Now, 50 years after the establishment of the Factory, Name’s black-and-white photos are getting their first major exhibition at Milk Gallery and have been compiled into a 482-page collection. Billy Name: The Silver Age, Photographs from Andy Warhol’s Factory features over 400 of Name’s "Factory Fotos," a term he coined, from 1964 to 1968. “The only things that ever came even close to conveying the look and feel of the Factory then, aside from the movies we shot there, were the still photographs Billy took," Warhol wrote in his 1980 memoir POPism.
“Billy’s always been a bit off the radar,” Dagon James, editor and designer of the book, told The Huffington Post. “Everyone’s seen his photographs, but they haven’t really quite understood his role in the mythology of Warhol.” Not only do Name’s gritty, over-exposed shots give an insider’s perspective on Warhol, but they document an iconic era in American art history. Name’s photos give a behind-the-scenes look at various Warhol films including “Vinyl,” “Nude Restaurant,” “My Hustler” and “Chelsea Girls,” while also capturing the creation of the Brillo Box sculpture and flower silkscreens.

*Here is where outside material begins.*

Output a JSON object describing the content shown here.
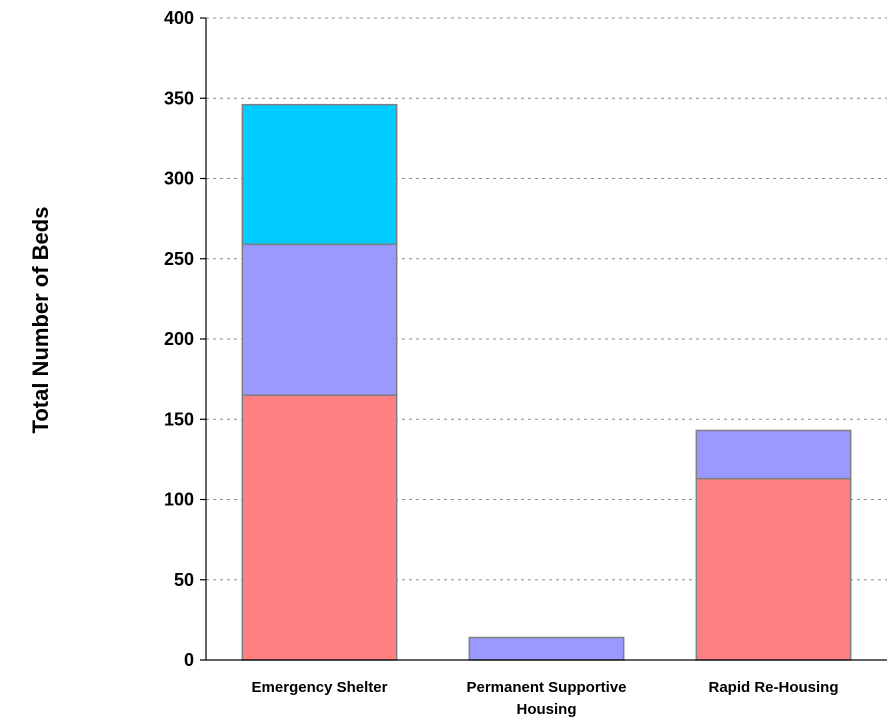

But this new collection isn’t just another tribute to Warhol -- he’s only one element of the story Name’s photographs tell. “We didn’t want to make just another Andy Warhol book,” James said. “People don’t want to read the same stories that have been told book after book.” There’s a plethora of published works that recount the Factory era and Warhol’s artistic endeavors at the time, from Steven Watson’s Factory Made and Mary Woronov’s Swimming Underground to Warhol’s POPism. But Name, along with James, wanted to piece together a more comprehensive history of those who frequented the silverized space, including Brigid Berlin, Gerard Malanga, Mario Montez, Viva, Nico and Susan Bottomly, among others.

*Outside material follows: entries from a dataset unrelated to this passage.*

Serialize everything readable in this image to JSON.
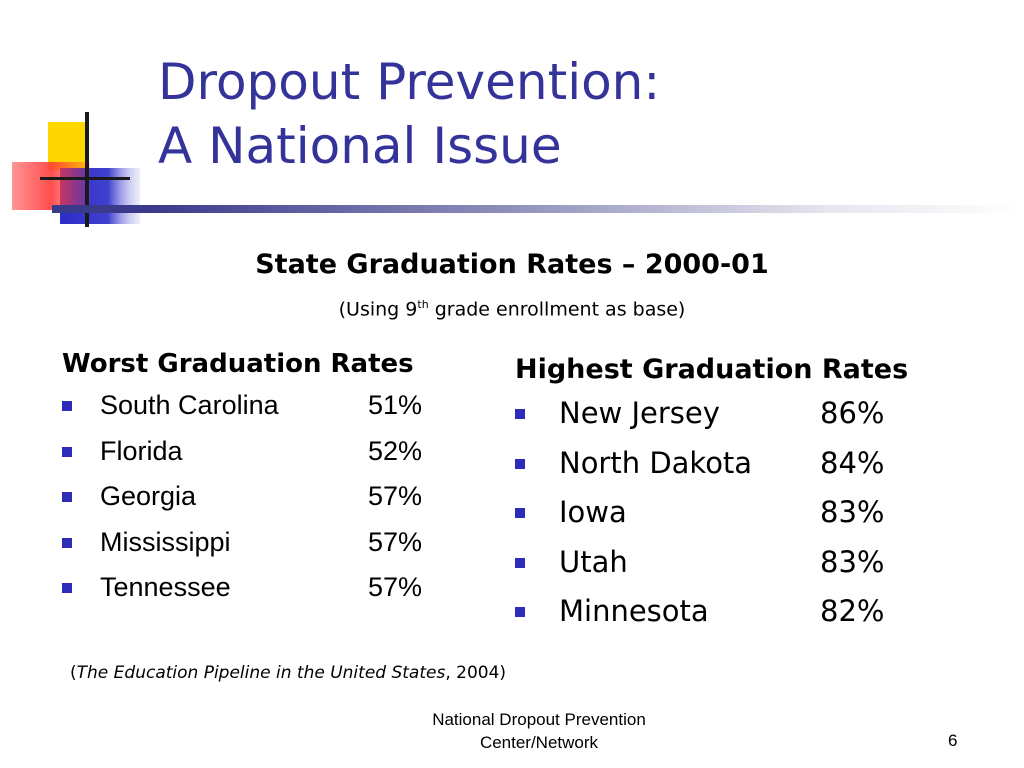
{
  "title": {
    "line1": "Dropout Prevention:",
    "line2": "A National Issue"
  },
  "subheading": "State Graduation Rates – 2000-01",
  "note": {
    "before": "(Using  9",
    "sup": "th",
    "after": " grade enrollment as base)"
  },
  "worst": {
    "header": "Worst Graduation Rates",
    "items": [
      {
        "state": "South Carolina",
        "rate": "51%"
      },
      {
        "state": "Florida",
        "rate": "52%"
      },
      {
        "state": "Georgia",
        "rate": "57%"
      },
      {
        "state": "Mississippi",
        "rate": "57%"
      },
      {
        "state": "Tennessee",
        "rate": "57%"
      }
    ]
  },
  "highest": {
    "header": "Highest Graduation Rates",
    "items": [
      {
        "state": "New Jersey",
        "rate": "86%"
      },
      {
        "state": "North Dakota",
        "rate": "84%"
      },
      {
        "state": "Iowa",
        "rate": "83%"
      },
      {
        "state": "Utah",
        "rate": "83%"
      },
      {
        "state": "Minnesota",
        "rate": "82%"
      }
    ]
  },
  "source": {
    "open": "(",
    "title": "The Education Pipeline in the United States",
    "rest": ", 2004)"
  },
  "footer": {
    "line1": "National Dropout Prevention",
    "line2": "Center/Network"
  },
  "page_number": "6",
  "colors": {
    "title": "#333399",
    "bullet": "#2c2cb8",
    "deco_yellow": "#ffd700",
    "deco_blue": "#2c2cc8",
    "deco_red": "#ff4040"
  }
}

“We wanted to paint a broad picture of what life was like in the Factory,” James said of his collaboration with Name, whom James also manages. “This [book] is about his place in history. This is about Billy.”

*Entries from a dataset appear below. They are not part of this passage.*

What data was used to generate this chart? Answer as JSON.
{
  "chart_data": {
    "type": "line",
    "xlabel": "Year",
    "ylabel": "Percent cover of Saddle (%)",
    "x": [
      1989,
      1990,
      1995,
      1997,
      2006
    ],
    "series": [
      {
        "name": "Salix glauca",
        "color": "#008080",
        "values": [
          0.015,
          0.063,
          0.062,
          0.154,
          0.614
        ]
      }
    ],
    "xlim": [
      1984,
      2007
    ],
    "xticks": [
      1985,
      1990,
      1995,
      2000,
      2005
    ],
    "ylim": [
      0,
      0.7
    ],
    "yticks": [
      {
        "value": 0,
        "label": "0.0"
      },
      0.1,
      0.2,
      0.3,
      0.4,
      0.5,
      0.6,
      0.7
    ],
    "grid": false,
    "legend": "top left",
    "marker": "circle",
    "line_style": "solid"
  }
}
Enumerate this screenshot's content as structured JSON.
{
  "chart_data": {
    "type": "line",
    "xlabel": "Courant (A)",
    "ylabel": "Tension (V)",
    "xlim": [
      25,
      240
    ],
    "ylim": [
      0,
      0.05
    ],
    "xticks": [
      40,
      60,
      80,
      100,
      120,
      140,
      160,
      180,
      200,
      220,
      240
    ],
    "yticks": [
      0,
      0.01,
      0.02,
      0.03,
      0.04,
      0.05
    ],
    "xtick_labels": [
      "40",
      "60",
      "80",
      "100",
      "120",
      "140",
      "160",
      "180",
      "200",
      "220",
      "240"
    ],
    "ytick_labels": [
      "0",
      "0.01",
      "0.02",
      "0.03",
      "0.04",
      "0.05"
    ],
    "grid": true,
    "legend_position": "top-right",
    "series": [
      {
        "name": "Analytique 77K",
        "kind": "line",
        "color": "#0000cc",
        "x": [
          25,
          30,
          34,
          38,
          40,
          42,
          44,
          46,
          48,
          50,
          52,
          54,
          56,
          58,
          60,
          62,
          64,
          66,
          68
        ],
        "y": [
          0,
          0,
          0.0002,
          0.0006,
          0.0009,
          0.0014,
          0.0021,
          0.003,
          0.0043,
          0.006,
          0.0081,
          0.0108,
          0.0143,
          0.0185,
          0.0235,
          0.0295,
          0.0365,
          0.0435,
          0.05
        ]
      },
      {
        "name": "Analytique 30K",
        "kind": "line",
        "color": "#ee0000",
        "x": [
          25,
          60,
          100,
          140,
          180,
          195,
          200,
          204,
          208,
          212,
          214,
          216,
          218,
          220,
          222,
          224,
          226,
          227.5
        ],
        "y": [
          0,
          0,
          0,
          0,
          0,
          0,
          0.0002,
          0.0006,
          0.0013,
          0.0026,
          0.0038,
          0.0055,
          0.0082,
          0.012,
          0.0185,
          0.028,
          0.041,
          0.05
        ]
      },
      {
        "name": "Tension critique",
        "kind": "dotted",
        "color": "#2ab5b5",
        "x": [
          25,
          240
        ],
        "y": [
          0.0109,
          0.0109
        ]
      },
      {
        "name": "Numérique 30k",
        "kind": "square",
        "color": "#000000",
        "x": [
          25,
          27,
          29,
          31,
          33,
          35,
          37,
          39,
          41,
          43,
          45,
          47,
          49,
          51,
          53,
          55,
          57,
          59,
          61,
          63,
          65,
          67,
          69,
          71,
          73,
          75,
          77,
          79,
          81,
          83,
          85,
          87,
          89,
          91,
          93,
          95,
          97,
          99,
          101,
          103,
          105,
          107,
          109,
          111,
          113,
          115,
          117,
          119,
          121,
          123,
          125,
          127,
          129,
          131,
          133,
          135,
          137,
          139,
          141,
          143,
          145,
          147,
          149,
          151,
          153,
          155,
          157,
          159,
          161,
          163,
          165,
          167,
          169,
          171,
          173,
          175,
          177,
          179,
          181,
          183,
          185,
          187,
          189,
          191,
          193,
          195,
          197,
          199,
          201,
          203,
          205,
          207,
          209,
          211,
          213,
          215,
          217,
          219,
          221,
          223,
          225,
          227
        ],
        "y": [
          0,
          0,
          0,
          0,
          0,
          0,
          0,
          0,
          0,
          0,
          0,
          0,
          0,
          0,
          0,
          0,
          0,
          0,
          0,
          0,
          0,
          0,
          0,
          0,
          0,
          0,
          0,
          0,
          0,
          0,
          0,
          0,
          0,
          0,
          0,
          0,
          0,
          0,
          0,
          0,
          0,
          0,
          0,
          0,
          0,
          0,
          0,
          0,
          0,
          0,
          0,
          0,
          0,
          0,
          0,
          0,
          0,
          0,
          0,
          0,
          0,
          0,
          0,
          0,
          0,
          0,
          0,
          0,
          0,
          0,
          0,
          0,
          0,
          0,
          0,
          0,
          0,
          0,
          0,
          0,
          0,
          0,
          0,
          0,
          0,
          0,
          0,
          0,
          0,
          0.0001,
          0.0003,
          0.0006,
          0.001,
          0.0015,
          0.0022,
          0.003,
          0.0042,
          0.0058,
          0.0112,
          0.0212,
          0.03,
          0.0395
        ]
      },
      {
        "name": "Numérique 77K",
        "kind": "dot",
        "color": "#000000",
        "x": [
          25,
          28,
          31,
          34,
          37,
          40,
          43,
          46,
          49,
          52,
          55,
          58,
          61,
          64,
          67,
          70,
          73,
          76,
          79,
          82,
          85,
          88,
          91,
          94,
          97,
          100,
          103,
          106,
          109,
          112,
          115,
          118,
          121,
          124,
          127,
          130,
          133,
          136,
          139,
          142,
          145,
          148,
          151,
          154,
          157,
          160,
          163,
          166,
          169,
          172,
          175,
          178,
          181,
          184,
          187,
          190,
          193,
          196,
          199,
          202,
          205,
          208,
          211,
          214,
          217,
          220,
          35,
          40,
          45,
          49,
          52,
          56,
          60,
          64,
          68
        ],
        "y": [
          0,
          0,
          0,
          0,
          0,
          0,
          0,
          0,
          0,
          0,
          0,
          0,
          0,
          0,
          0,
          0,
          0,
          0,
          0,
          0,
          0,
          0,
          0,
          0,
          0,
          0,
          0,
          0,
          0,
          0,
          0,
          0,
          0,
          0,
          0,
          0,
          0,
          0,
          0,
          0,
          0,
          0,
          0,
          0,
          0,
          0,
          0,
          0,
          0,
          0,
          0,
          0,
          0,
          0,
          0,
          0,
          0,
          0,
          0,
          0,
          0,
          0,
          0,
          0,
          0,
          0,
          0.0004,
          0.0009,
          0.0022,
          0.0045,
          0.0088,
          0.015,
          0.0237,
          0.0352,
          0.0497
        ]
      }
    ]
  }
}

Name was mainly behind the camera -- he is, however, featured in Warhol’s “Haircut” films, which were of Name’s haircutting parties, and a screen test -- but his presence is unmistakably resonant in his work and in the memories of his friends. The Velvet Underground co-founder John Cale wrote in the foreword to Name’s book of the photographer’s powerful and calming effect on his fellow bandmates. “We could see Billy’s influence on each of us,” Cale wrote of one of the last times the band got together, with Name in tow. The musician described Name as the "pilot fish" to Lou Reed's whale, conveying the silent songwriter's innermost thoughts. "Billy would join us and we all relaxed because the usual tongue-tied fright of Lou’s persona would melt away as Billy gave voice to what it seemed Lou was thinking."
This tranquil aura and in-the-now presence is something Name still seems to exhibit today. When asked how Name considers his work as an artist and documentarian of the Factory, James said that Name doesn’t view himself as a photographer. “He considers himself a Buddhist,” James said. “He describes himself as the Factory foreman,” James added recalling a man who would pop out of his closet to snap photos, then disappear again for days. That’s the magic of Name’s photos, which capture Warhol and his superstars in some of their most raw, unfiltered states. Name has written that while his many stunning shots of Nico look posed, the singer was merely being her natural self.
“He sees a moment, picks up his camera and grabs it,” Malanga has written of Name’s always-present state of mind. “There’s no hesitation in Billy’s photographs because there is no hesitation in history. That’s a very powerful feeling.”